Where deaths result from state use of force, Article 6 ICCPR carries a duty to conduct an effective investigation capable of establishing the lawfulness of the deprivation of life and identifying responsibility where the deprivation was unlawful. General Comment No. 36 frames this as part of the State’s duty to protect life through law and institutions, including by ensuring that potentially unlawful deaths are examined through processes that are independent, prompt, thorough, and transparent (esp. paras 27-28). In practical terms, this means that a lethal maritime interdiction cannot be “closed” by a purely internal assessment of whether the strike matched an operational objective. The inquiry must be structured to test necessity and feasibility: what was known about the persons targeted, what warnings and graduated measures were possible, what capture or rescue options existed, what orders and rules of engagement governed the operation, and how decisions were made in real time. The Minnesota Protocol on the Investigation of Potentially Unlawful Death (2016) is the clearest operational articulation of these requirements, translating the duty to investigate into concrete standards for independence, evidence preservation, and fact-finding rigor, precisely because Article 6 would be hollow if the State could avoid scrutiny whenever its agents use lethal force.

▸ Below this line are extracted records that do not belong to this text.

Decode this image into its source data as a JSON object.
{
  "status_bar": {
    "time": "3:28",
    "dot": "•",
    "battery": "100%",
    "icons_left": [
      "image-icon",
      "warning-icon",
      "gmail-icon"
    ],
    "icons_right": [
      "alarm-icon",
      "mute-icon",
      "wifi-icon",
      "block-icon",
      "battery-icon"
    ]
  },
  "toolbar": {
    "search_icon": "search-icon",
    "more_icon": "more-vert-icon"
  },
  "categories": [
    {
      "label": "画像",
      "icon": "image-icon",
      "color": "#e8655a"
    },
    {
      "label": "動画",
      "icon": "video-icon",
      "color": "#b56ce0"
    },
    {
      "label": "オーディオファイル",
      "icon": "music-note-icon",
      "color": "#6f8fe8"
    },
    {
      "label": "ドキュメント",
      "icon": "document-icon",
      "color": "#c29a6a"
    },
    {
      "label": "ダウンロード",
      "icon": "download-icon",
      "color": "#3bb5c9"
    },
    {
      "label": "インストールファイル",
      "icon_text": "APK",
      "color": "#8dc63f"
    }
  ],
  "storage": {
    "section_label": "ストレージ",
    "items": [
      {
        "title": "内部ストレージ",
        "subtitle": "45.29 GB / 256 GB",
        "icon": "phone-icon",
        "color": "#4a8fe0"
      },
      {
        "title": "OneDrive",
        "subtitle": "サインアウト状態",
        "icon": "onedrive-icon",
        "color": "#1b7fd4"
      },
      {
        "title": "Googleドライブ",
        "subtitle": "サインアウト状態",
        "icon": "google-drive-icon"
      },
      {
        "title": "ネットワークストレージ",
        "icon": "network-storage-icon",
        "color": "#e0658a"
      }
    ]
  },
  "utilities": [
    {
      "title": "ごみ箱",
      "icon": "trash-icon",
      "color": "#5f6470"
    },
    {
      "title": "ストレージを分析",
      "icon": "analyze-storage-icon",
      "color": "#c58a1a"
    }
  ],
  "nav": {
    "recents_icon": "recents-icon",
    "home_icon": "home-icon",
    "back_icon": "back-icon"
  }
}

Additionally, UNCLOS Article 98 requires every State to oblige masters of ships flying its flag to assist persons in danger of being lost at sea and to proceed with all possible speed to rescue persons in distress, subject to the saving clause of “no serious danger” to the rescuing ship, crew, or passengers. In parallel, the International Convention for the Safety of Life at Sea framework imposes a general obligation on masters to proceed to the assistance of persons in distress and on Contracting Governments to maintain search and rescue services. The standard formulations apply “regardless of the nationality or status of such persons or the circumstances in which they are found.”
Where the Law Lands
All of this can sound abstract until it is mapped onto the sequence of events. The key is to treat the incident as two legally distinct, but not disconnected, episodes: the initial strike on the vessel, and the alleged follow-on strike once persons were in the water. The right to life framework evaluates each episode through the same lens, but the legality calculus changes as the facts evolve.

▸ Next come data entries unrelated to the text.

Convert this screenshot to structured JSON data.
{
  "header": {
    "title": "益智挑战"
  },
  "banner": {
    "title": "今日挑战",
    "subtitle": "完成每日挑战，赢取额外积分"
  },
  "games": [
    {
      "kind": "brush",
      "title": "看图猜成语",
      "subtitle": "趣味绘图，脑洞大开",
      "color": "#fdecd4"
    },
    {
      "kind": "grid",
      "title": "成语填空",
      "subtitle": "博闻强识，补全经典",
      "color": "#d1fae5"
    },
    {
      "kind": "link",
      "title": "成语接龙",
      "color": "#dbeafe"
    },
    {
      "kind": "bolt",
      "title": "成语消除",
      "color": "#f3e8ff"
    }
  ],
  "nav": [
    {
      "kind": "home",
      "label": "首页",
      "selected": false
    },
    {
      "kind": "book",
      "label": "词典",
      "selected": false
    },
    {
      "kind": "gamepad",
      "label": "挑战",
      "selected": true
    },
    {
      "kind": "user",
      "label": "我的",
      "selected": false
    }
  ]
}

So the question is not “was this a good policy,” but “was lethal force strictly unavoidable to protect life.” That question applies twice here, first to the strike on the vessel, and then to what happened after. Applied to the first strike, the right to life framework does not ask whether the objective was important or whether the target was morally unsympathetic. It asks whether lethal force was strictly unavoidable to protect life at that moment. On the record available, the legal justification for the initial strike remains unproven. It becomes an unlawful deprivation of life if an investigation confirms that the vessel was not presenting an imminent threat to anyone and that feasible alternatives existed, including warning, pursuit, disabling measures, and interdiction oriented toward arrest.

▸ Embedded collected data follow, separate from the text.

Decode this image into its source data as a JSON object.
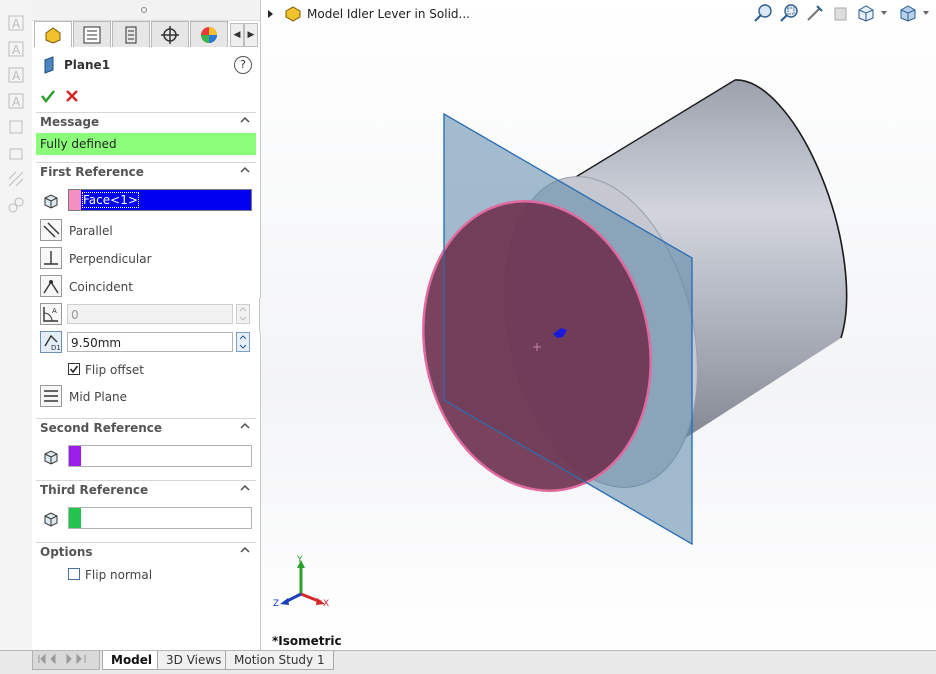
{
  "viewport": {
    "breadcrumb": "Model Idler Lever in Solid...",
    "view_label": "*Isometric",
    "triad": {
      "x": "X",
      "y": "Y",
      "z": "Z"
    }
  },
  "pm": {
    "title": "Plane1",
    "help": "?",
    "message": {
      "title": "Message",
      "text": "Fully defined"
    },
    "first_reference": {
      "title": "First Reference",
      "selection": "Face<1>",
      "color": "#f58fc0",
      "options": [
        "Parallel",
        "Perpendicular",
        "Coincident"
      ],
      "angle_value": "0",
      "distance_value": "9.50mm",
      "flip_offset": "Flip offset",
      "flip_offset_checked": true,
      "mid_plane": "Mid Plane"
    },
    "second_reference": {
      "title": "Second Reference",
      "color": "#9b1dea"
    },
    "third_reference": {
      "title": "Third Reference",
      "color": "#22c44e"
    },
    "options": {
      "title": "Options",
      "flip_normal": "Flip normal",
      "flip_normal_checked": false
    }
  },
  "bottom_tabs": [
    "Model",
    "3D Views",
    "Motion Study 1"
  ],
  "colors": {
    "message_bg": "#8cff7a",
    "selection_bg": "#0000f0",
    "ok_green": "#2ca02c",
    "cancel_red": "#d62828",
    "plane_fill": "#5a86a8",
    "face_fill": "#6e3350",
    "face_edge": "#e06aa0"
  }
}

For readers who still insist on an IHL frame, the legal assessment does not become easier. Even arguendo, a “no survivors” posture and any lethal action against shipwrecked survivors engage IHL’s bright line prohibitions on denial of quarter and the protection of persons hors de combat. That arguendo analysis is included for one reason: to show that the most generous reclassification still does not neutralise the legal gravity of the alleged conduct.